La pénurie d’offre de logements a pris de telles proportions dans la Silicon Valley que les acheteurs ont adopté une nouvelle technique: aller directement taper à la porte de propriétaires dont le bien n’est pas à la vente… en mettant le prix pour les persuader du contraire. Le New York Times a recueilli des témoignages de propriétaires qui, alors qu’ils ne demandaient rien à personne, et n’ont entrepris aucune démarche pour vendre, se sont retrouvés avec des plus-values monstres.
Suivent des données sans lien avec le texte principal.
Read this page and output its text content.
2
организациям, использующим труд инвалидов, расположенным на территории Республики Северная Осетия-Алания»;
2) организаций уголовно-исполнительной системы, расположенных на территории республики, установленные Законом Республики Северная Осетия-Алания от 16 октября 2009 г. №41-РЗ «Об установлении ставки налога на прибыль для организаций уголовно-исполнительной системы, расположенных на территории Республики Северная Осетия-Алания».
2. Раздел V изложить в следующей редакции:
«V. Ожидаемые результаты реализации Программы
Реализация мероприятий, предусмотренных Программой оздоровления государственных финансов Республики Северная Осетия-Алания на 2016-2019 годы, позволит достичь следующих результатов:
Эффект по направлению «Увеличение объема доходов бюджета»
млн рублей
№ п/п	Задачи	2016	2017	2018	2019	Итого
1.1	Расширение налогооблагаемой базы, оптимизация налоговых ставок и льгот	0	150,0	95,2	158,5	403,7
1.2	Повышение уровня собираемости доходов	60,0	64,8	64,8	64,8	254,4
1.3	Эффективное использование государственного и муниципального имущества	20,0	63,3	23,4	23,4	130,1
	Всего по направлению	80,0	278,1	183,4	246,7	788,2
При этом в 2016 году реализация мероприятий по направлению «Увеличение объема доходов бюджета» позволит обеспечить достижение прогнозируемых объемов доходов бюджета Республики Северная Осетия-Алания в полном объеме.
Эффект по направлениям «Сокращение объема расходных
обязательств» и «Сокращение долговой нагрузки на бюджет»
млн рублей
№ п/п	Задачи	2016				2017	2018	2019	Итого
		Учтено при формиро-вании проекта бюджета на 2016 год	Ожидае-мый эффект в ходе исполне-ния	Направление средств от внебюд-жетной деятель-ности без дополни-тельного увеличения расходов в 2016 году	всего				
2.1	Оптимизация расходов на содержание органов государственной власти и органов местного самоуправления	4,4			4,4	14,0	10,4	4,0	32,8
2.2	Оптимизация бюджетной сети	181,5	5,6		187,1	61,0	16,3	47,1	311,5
Une infirmière et son mari imprimeur à la retraite ont ainsi, raconte le quotidien, fait une plus-value d’un million en revendant leur maison achetée en 1987 dans une commune pourtant considérée comme une banlieue morne, Redwood City. Le déséquilibre entre offre et demande est la conséquence de l’attraction du la région, première pourvoyeuse d’emplois dans le secteur high tech: dans le comté de San Mateo où la maison a été vendue, le nombre de maisons disponibles à la vente a baissé de 62% en dix ans quand la population a cru dans le même temps… de plus de 70.000 individus.

Limiter la croissance des emplois

Et les projets de nouveaux campus de Facebook et Google vont encore accroître la pression démographique et immobilière. Facebook a d'ailleurs annoncé en juillet la construction d'au moins 1.500 logements, destinés non pas uniquement à ses salariés, mais à la population locale. Le phénomène est d’une telle ampleur que les municipalités, fait rare, demandent à présent de limiter la croissance des emplois dans leur secteur.

La pratique qui consiste à venir sonner à la porte d’un propriétaire pour payer cash sa maison assure aux heureux bénéficiaires des plus-value conséquentes, elle révèle aussi le sentiment de toute-puissance de l’élite numérique locale. L’histoire de Mark Zuckerberg ayant acheté en 2012 une maison qui lui plaisait pour un prix exhorbitant à San Francisco est emblématique de cet état d’esprit. Ironiquement, note le New York Times, ces acheteurs ont recours à des technologies anciennes pour solliciter les propriétaires: le courrier postal, jugé plus formel et plus efficace, au point que certains se lancent dans des campagnes de prospection par courrier. «La technologie rend les gens impatients», statue, avec recul, un agent immobilier de la région.